Saute frozen chicken tenderloins in olive oil until done and season to taste with pepper. I literally take the tenderloins straight from the freezer into the hot pan and they take about 4 minutes on each side. Slice the thickest one and make sure it’s no longer pink and the juices run clear and it’s done. Hold off on the salt for now because the soy sauce is fairly salty. You can always add a little salt later if needed.
Remove chicken from pan and sauté a small sliced onion in olive oil until tender. Toss in brown sugar, rosemary, soy sauce and fresh minced garlic.
Add the chicken back to the skillet making sure to include any pan juice from the plate where the chicken rested and top with the rosemary onion sauce. That’s it, done!

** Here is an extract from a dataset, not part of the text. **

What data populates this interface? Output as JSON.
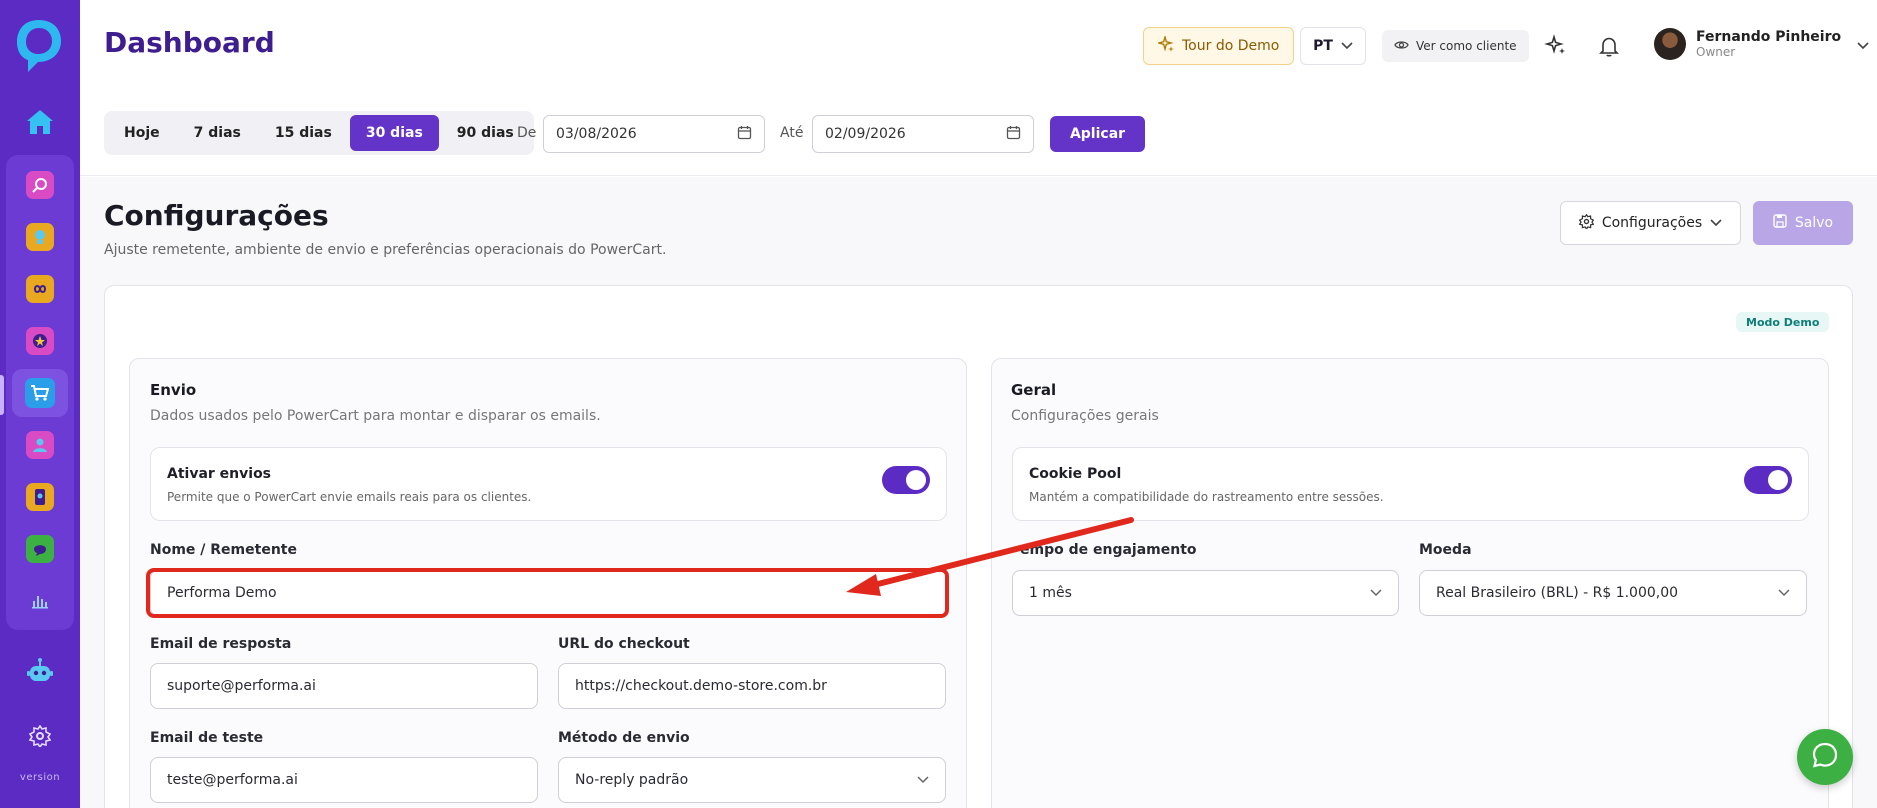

This is fantastic served over a bed of angel hair pasta that’s been tossed with olive oil and fresh grated parmesan and a some hot crusty bread.
Here’s what you’ll need:
7 or 8 chicken tenderloins should serve a family of 4
olive oil for sautéing both the chicken and then the onion
1 small yellow onion sliced thin
1 tablespoon dark brown sugar
2 teaspoons fresh chopped rosemary
1 minced garlic clove
1 tablespoon soy sauce
Saute the chicken tenderloins over medium heat until done. Remove from skillet and next sauté the onion until tender. Toss in the brown sugar, rosemary, soy sauce and garlic. Cook another minute then add the cooked chicken back to the skillet making sure to include any pan juice from the dish they were resting in.